Вы снимали клипы для многих питерских рок-музыкантов. Как так получилось, что часть бывших бунтарей теперь выступают на Z-концертах?

— В этом и заключается ужас войны. Нас разделили так, что мы вряд ли когда-нибудь снова соберемся. Я даже придумывал сцендвижения для группы «Алиса». Мы выступали вместе на нескольких подмостках. Я был свидетелем того, как Костя, приехав в Иерусалим, вдруг проникся религиозностью. Все это казалось еще вполне нормальным, каждый имеет на это право. Музыканты не политики, но их чаще всего используют как инструмент. Из-за того, что я учился в театральном институте, у меня очень много однокурсников и ребят, учившихся на год старше или младше меня, достаточно известных людей, ведущих программ на российском телевидении, корреспондентов, журналистов. Однажды я говорил с одним по телефону. Он очень просил меня спасти его сына призывного возраста. Он хотел придумать какую-то комбинацию, как его вывезти оттуда. Вдруг он повышает голос и кричит: «Да не на левый лацкан, а на правый. Ты что, дура?» Я никак не могу понять: «Ты ко мне в женском роде обращаешься?» Он говорит: «Нет, нет, это не тебе. Это я гримерше, она мне георгиевскую ленточку не на тот лацкан прилепила». И тут я понимаю, что люди могут существовать вот в такой странной парадигме.

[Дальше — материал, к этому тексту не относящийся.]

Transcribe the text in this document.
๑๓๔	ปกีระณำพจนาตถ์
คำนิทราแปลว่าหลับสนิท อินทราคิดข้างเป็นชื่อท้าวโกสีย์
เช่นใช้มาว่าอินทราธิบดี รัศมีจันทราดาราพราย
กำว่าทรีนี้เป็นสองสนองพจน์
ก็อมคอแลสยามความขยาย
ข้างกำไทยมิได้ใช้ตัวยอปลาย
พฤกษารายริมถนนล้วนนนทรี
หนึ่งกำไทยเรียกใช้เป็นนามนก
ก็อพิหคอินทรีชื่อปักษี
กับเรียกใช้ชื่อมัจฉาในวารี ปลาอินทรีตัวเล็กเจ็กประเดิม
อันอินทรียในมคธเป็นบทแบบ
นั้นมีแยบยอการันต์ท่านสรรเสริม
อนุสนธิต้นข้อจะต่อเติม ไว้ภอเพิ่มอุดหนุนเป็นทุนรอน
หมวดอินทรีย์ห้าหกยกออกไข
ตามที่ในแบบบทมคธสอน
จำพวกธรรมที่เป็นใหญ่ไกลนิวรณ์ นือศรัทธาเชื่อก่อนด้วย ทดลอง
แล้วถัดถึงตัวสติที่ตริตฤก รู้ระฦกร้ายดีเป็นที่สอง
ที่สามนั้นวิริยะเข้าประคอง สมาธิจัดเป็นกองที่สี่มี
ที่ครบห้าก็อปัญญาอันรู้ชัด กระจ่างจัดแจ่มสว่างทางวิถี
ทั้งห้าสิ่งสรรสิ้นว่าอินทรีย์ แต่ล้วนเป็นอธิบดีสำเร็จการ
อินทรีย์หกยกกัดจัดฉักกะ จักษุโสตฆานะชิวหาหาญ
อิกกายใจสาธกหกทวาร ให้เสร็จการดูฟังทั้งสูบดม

На удивление, этот клип [речь о клипе на песню «Всё я сказал» группы «The Дети»] был запрещен для показа на телевидении по той простой причине, что еще существовавшие во время перестройки цензоры сказали: «Нет-нет-нет, там в конце в тексте есть, что „открыл окно и увидел ядерный гриб“. Из советского окна никогда не будет такого вида». Сейчас я понимаю, что у песни появилась новая жизнь. Если человек не будет думать о том, что он делает каждый день, если он будет жить по накатанной — сходил в кино, купил бутылку, пил-не пил, женился-развелся — то это может привести именно к тому, что какая-то мировая катастрофа закончит жизнь этой цивилизации.

Почему многие россияне поддержали эту войну?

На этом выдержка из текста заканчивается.